[Tiara Nadira]
Agung mulai siuman dan mengerjapkan kedua matanya. Aku harus sadar situasi jangan sampai bertengkar dengannya apapun permasalahannya lagipula aku sedang badmood yang namanya bertengkar eh kok, bertengkar sih? bukannya Agung yang memulai ah bodo, intinya aku harus jadi piranha jinak dulu untuk saat ini. Ingat hanya untuk saat ini saja, tidak dalam saat itu atau saat-saat ini dan itu.
"Piranha! Bella!" ucap Agung bergantian menyebutkan namaku dan Bella. Gak sekalian mujair, paus, hiu, lumba-lumba, bandeng pokoknya semua jenis ikan dia absen sampe mabok.
Sabar piranha eh maksudku Tiara jangan sampai keluar hujatan pedas buat si pendongeng horor!
Aku balas tersenyum padanya jangan sampai membuat suasana berubah menjadi memburuk.
"Gimana perasaan lo?" tanya Bella, kalau aku tanya keadaan Agung ih malesin banget.
"Ba–eh kemana hilangnya luka-luka gue? bahkan tanpa bekas. Pake salep apaan nih ampuh bener? gue juga mau beli buat jaga-jaga. Dimana tempatnya?" Agung malah memberondong pertanyaan.
Tak
Sebuah jitakan mendarat mulus di kening Agung dari tangan Bella yang gatal sedangkan aku hanya mentertawakan Agung dalam hati. Syukurin! untung cuma jitakan coba kalau di lempar ke laut penuh ikan piranha segede paus bisa mati ditempat dia.
"Ini kepala neng bukan paku!" rutuk Agung memegangi keningnya lalu diusapnya pelan.
"Ya iyalah itu kepala. Lo pikir gue buta warna gak bisa bedain kepala sama paku?" jawab Bella nge-gas.
Aku terkekeh kecil melihat pertengkaran antara Agung dan Bella. Mungkin Bella sudah sadar kalau Agung itu cowok yang gak bisa dipegang kata-katanya.
"Kenapa lo senyum-senyum? gila lo?" Agung menyadari aku sedang menahan diri untuk tidak tertawa.

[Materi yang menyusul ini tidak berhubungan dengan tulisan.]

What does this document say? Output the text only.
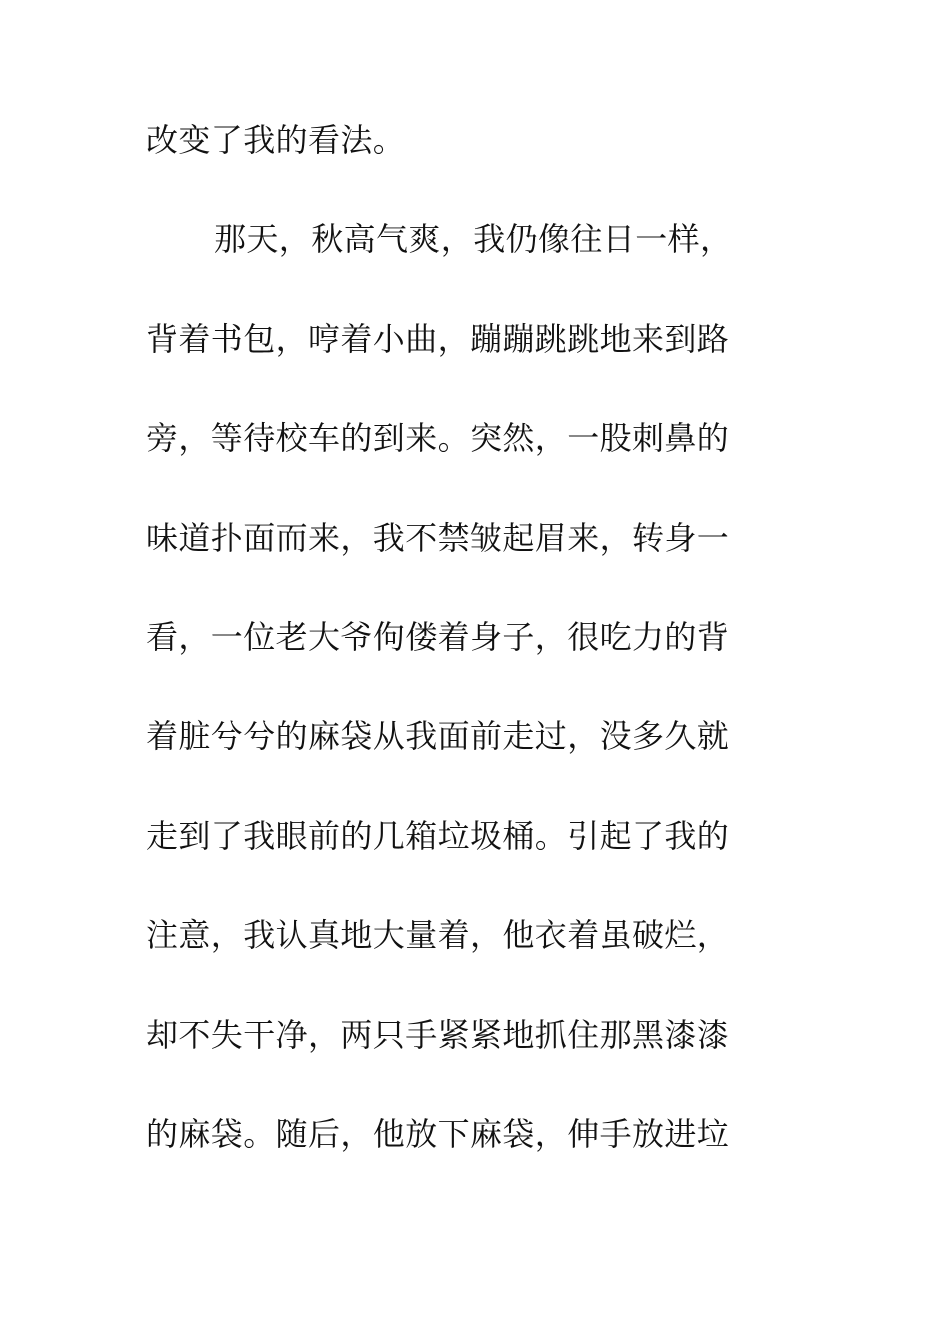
改变了我的看法。
那天，秋高气爽，我仍像往日一样，
背着书包，哼着小曲，蹦蹦跳跳地来到路
旁，等待校车的到来。突然，一股刺鼻的
味道扑面而来，我不禁皱起眉来，转身一
看，一位老大爷佝偻着身子，很吃力的背
着脏兮兮的麻袋从我面前走过，没多久就
走到了我眼前的几箱垃圾桶。引起了我的
注意，我认真地大量着，他衣着虽破烂，
却不失干净，两只手紧紧地抓住那黑漆漆
的麻袋。随后，他放下麻袋，伸手放进垃
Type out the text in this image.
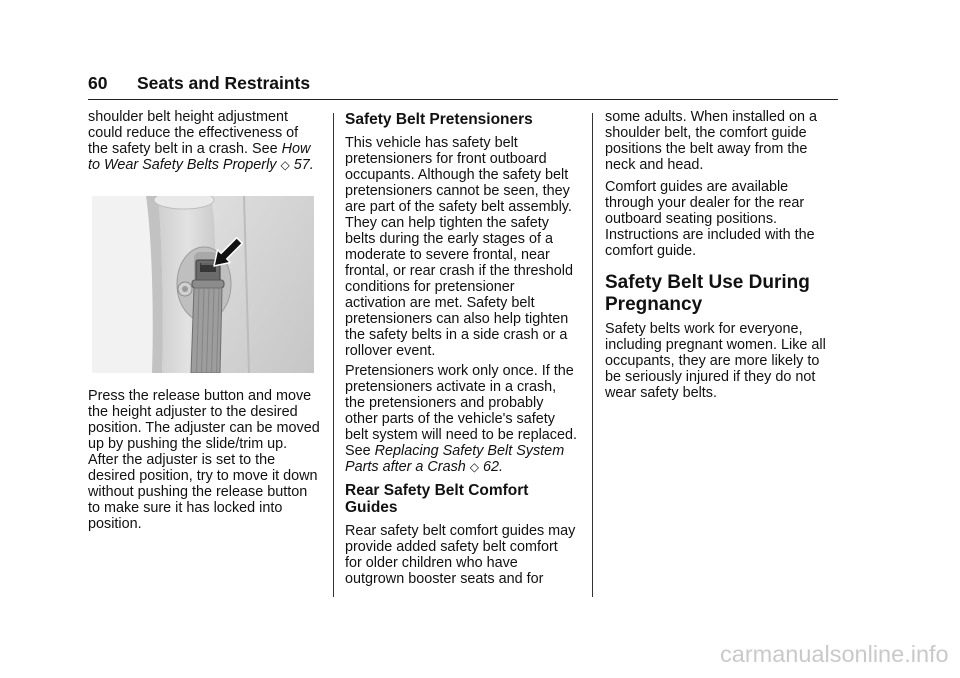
60 Seats and Restraints
shoulder belt height adjustment
could reduce the effectiveness of
the safety belt in a crash. See How
to Wear Safety Belts Properly ◇ 57.
Press the release button and move
the height adjuster to the desired
position. The adjuster can be moved
up by pushing the slide/trim up.
After the adjuster is set to the
desired position, try to move it down
without pushing the release button
to make sure it has locked into
position.
Safety Belt Pretensioners
This vehicle has safety belt
pretensioners for front outboard
occupants. Although the safety belt
pretensioners cannot be seen, they
are part of the safety belt assembly.
They can help tighten the safety
belts during the early stages of a
moderate to severe frontal, near
frontal, or rear crash if the threshold
conditions for pretensioner
activation are met. Safety belt
pretensioners can also help tighten
the safety belts in a side crash or a
rollover event.
Pretensioners work only once. If the
pretensioners activate in a crash,
the pretensioners and probably
other parts of the vehicle's safety
belt system will need to be replaced.
See Replacing Safety Belt System
Parts after a Crash ◇ 62.
Rear Safety Belt Comfort
Guides
Rear safety belt comfort guides may
provide added safety belt comfort
for older children who have
outgrown booster seats and for
some adults. When installed on a
shoulder belt, the comfort guide
positions the belt away from the
neck and head.
Comfort guides are available
through your dealer for the rear
outboard seating positions.
Instructions are included with the
comfort guide.
Safety Belt Use During
Pregnancy
Safety belts work for everyone,
including pregnant women. Like all
occupants, they are more likely to
be seriously injured if they do not
wear safety belts.
carmanualsonline.info
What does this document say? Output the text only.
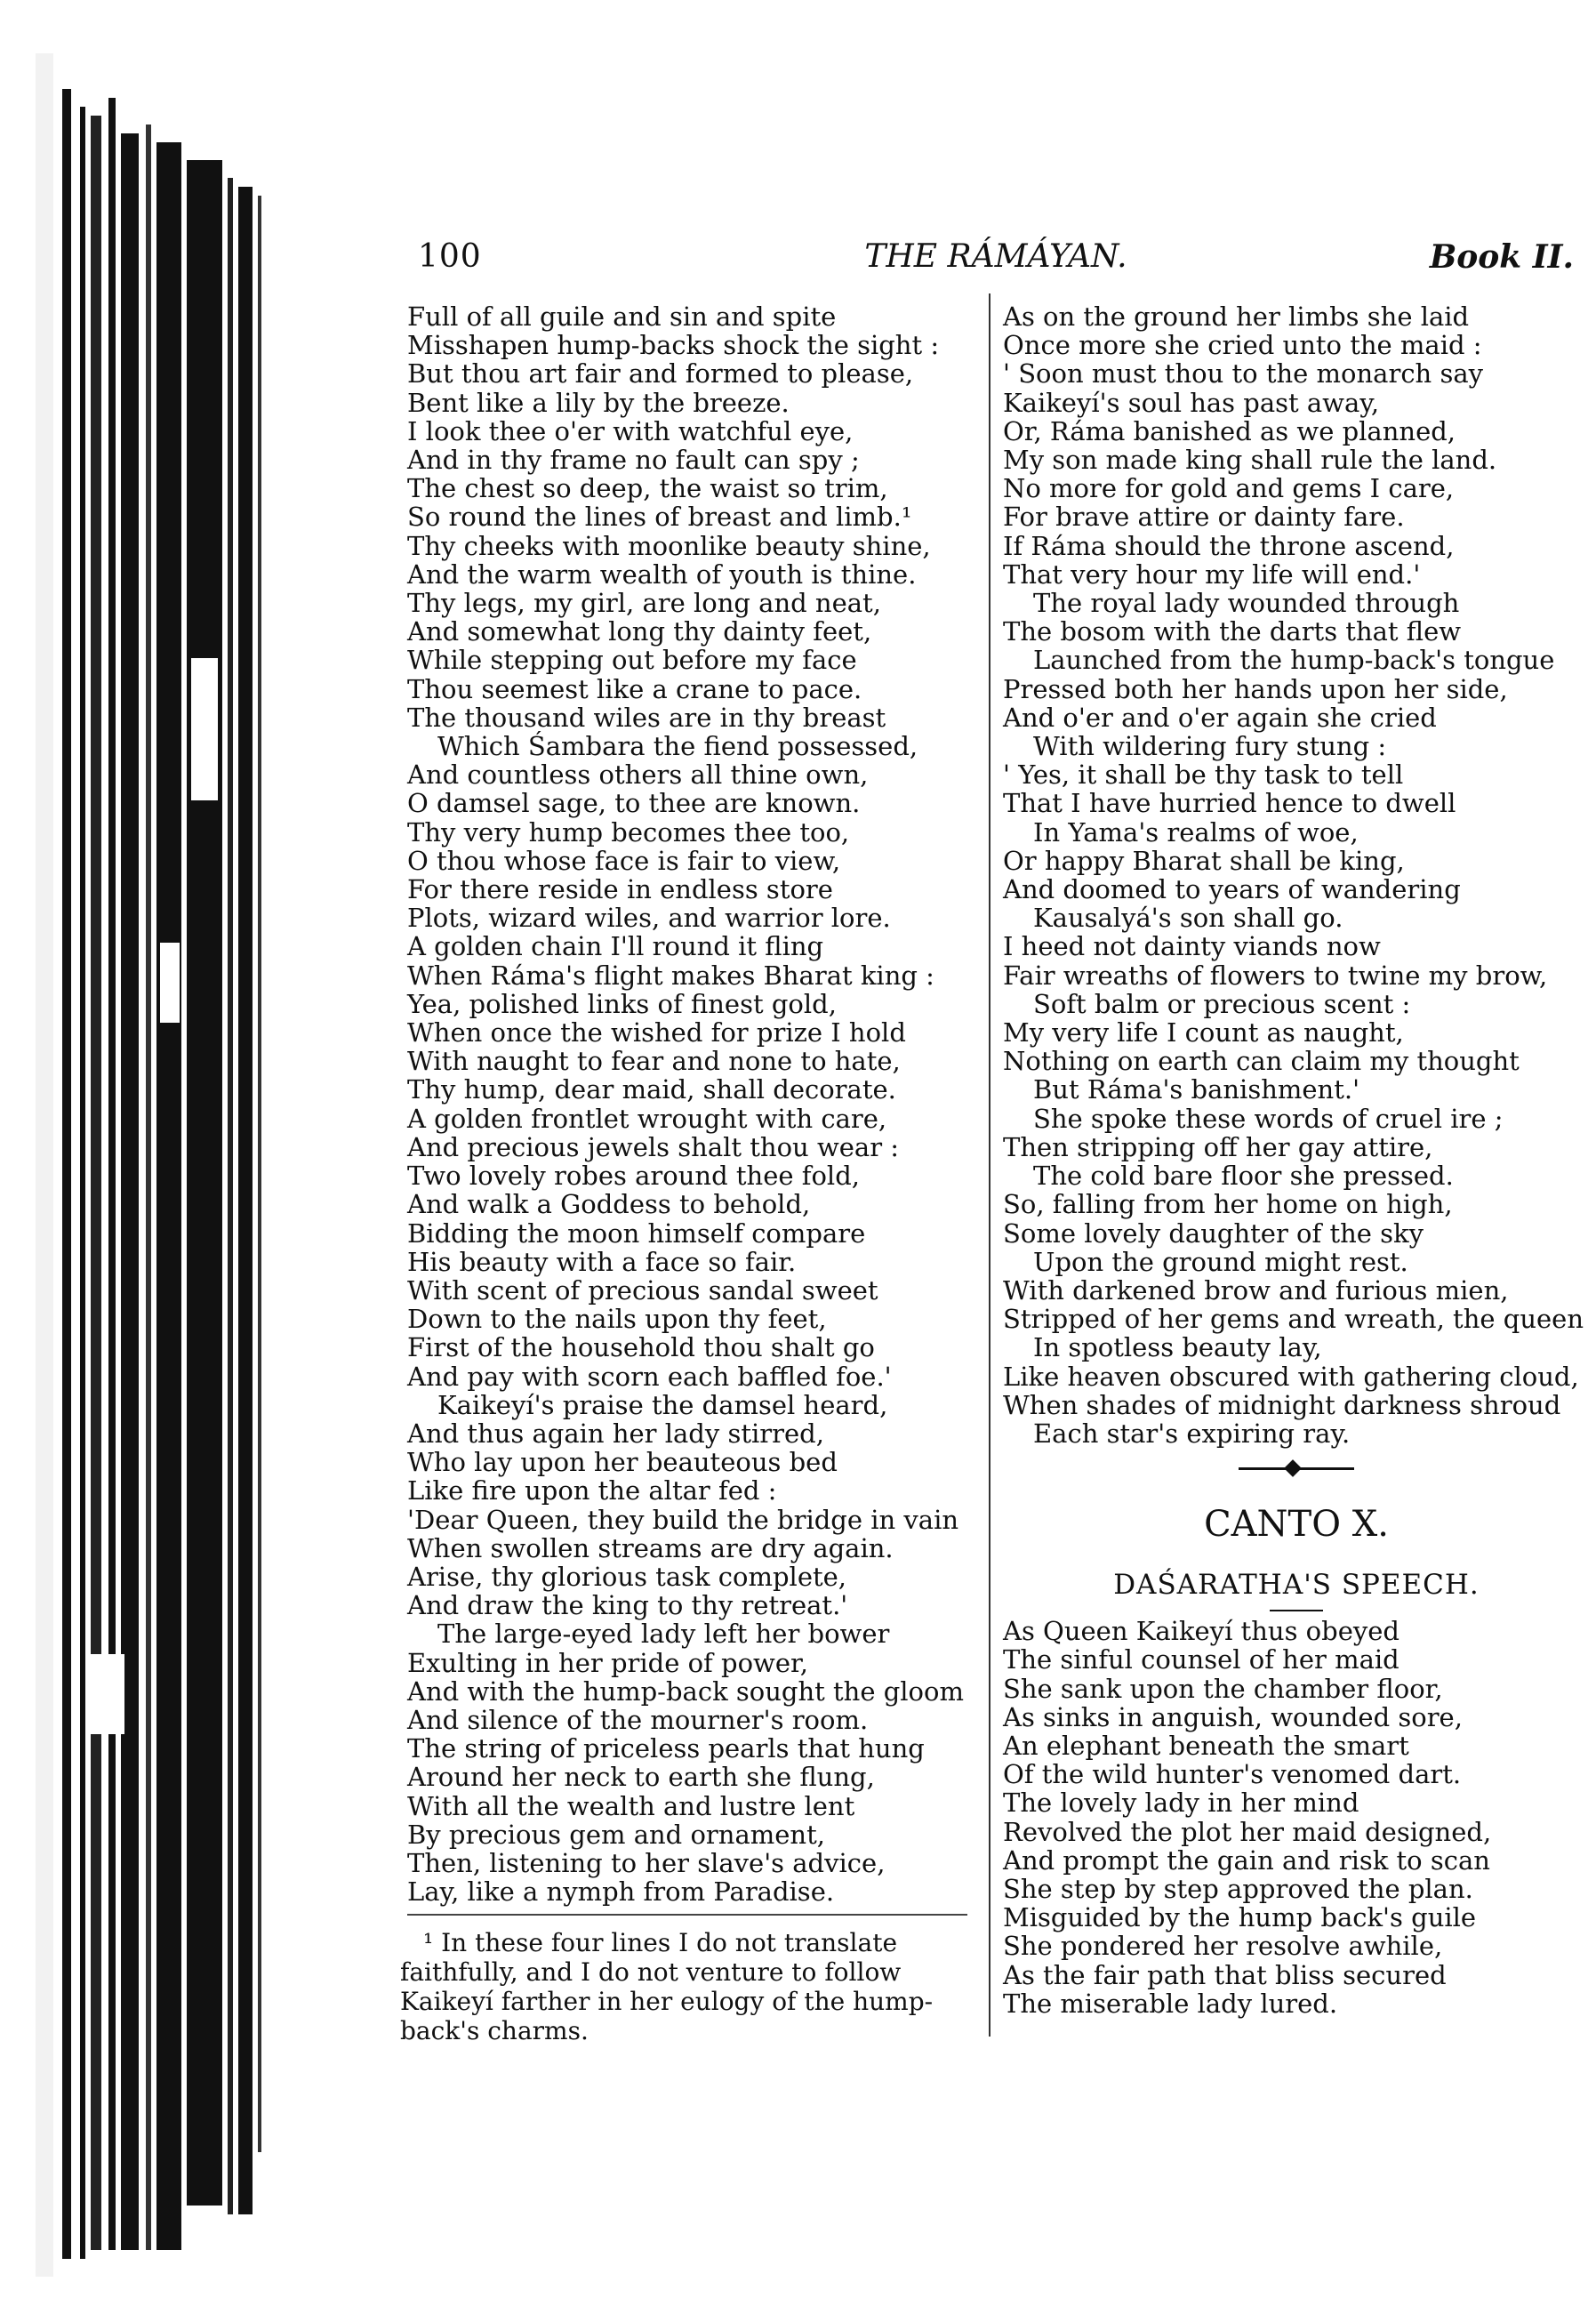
100	THE RÁMÁYAN.	Book II.
Full of all guile and sin and spite
Misshapen hump-backs shock the sight :
But thou art fair and formed to please,
Bent like a lily by the breeze.
I look thee o'er with watchful eye,
And in thy frame no fault can spy ;
The chest so deep, the waist so trim,
So round the lines of breast and limb.¹
Thy cheeks with moonlike beauty shine,
And the warm wealth of youth is thine.
Thy legs, my girl, are long and neat,
And somewhat long thy dainty feet,
While stepping out before my face
Thou seemest like a crane to pace.
The thousand wiles are in thy breast
Which Śambara the fiend possessed,
And countless others all thine own,
O damsel sage, to thee are known.
Thy very hump becomes thee too,
O thou whose face is fair to view,
For there reside in endless store
Plots, wizard wiles, and warrior lore.
A golden chain I'll round it fling
When Ráma's flight makes Bharat king :
Yea, polished links of finest gold,
When once the wished for prize I hold
With naught to fear and none to hate,
Thy hump, dear maid, shall decorate.
A golden frontlet wrought with care,
And precious jewels shalt thou wear :
Two lovely robes around thee fold,
And walk a Goddess to behold,
Bidding the moon himself compare
His beauty with a face so fair.
With scent of precious sandal sweet
Down to the nails upon thy feet,
First of the household thou shalt go
And pay with scorn each baffled foe.'
Kaikeyí's praise the damsel heard,
And thus again her lady stirred,
Who lay upon her beauteous bed
Like fire upon the altar fed :
'Dear Queen, they build the bridge in vain
When swollen streams are dry again.
Arise, thy glorious task complete,
And draw the king to thy retreat.'
The large-eyed lady left her bower
Exulting in her pride of power,
And with the hump-back sought the gloom
And silence of the mourner's room.
The string of priceless pearls that hung
Around her neck to earth she flung,
With all the wealth and lustre lent
By precious gem and ornament,
Then, listening to her slave's advice,
Lay, like a nymph from Paradise.
¹ In these four lines I do not translate
faithfully, and I do not venture to follow
Kaikeyí farther in her eulogy of the hump-
back's charms.
As on the ground her limbs she laid
Once more she cried unto the maid :
' Soon must thou to the monarch say
Kaikeyí's soul has past away,
Or, Ráma banished as we planned,
My son made king shall rule the land.
No more for gold and gems I care,
For brave attire or dainty fare.
If Ráma should the throne ascend,
That very hour my life will end.'
The royal lady wounded through
The bosom with the darts that flew
Launched from the hump-back's tongue
Pressed both her hands upon her side,
And o'er and o'er again she cried
With wildering fury stung :
' Yes, it shall be thy task to tell
That I have hurried hence to dwell
In Yama's realms of woe,
Or happy Bharat shall be king,
And doomed to years of wandering
Kausalyá's son shall go.
I heed not dainty viands now
Fair wreaths of flowers to twine my brow,
Soft balm or precious scent :
My very life I count as naught,
Nothing on earth can claim my thought
But Ráma's banishment.'
She spoke these words of cruel ire ;
Then stripping off her gay attire,
The cold bare floor she pressed.
So, falling from her home on high,
Some lovely daughter of the sky
Upon the ground might rest.
With darkened brow and furious mien,
Stripped of her gems and wreath, the queen
In spotless beauty lay,
Like heaven obscured with gathering cloud,
When shades of midnight darkness shroud
Each star's expiring ray.
CANTO X.
DAŚARATHA'S SPEECH.
As Queen Kaikeyí thus obeyed
The sinful counsel of her maid
She sank upon the chamber floor,
As sinks in anguish, wounded sore,
An elephant beneath the smart
Of the wild hunter's venomed dart.
The lovely lady in her mind
Revolved the plot her maid designed,
And prompt the gain and risk to scan
She step by step approved the plan.
Misguided by the hump back's guile
She pondered her resolve awhile,
As the fair path that bliss secured
The miserable lady lured.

Aku berubah kesal. "Gue waras, lo yang gila," tuduh ku tidak terima.
Aku mengatupkan bibir rapat lupa bahwa aku tak boleh marah-marah dulu untuk saat ini namun karena kelakuan Agung yang terlampau ngeselin jadi aku kelepasan bicara. Oke, untuk selanjutnya aku harus jadi Tiara yang kalem, imut juga berhati bidadari eh sejak kapan aku narsis begini? pasti ketularan sifat Bella. Sudahlah untuk sekarang aku harus jadi Tiara yang kalem. Titik.
"Piranha!"
"Piranha!"
Aku tetap mendiamkannya
"Tiara!"
Nah itu baru aku menoleh.
"Apa?" jawabku ketus nggak ada manis-manisnya.
"Lo mau bunuh gue sama Bella?" Agung malah berkata lebih sewot kepadaku.
Aku melotot tajam ke arah Agung dan gatal ingin melayangkan kata-kata hujatan namun ingat harus jadi Tiara kalem. Aku merubah raut wajah dan menarik napas pelan.
"Gue? bunuh kalian? ya kali enggak bukan gue," aku mengelak enak saja dituduh menjadi pembunuh bahkan semut pun aku kasih jalan supaya gak ke injek.
"Iya Gung bener mana mungkin itu Tiara. Tadi aja sebelum lo bangun Tiara berdarah-darah kok," akhirnya Bella membela ku yang dituduh sembarangan oleh si pendongeng horor. Thank you my friend pembelaan mu sangat menyejukkan hatiku.
"Tapi dia baik-baik aja tuh. Gue yakin dia mau bunuh kita, apa istilahnya ... diam-diam menghanyutkan," ujar Agung malah semakin menuduhku yang tidak-tidak ditambah memberikan istilah lagi. Untung teman kalau bukan aku beri dia nenek berambut ular.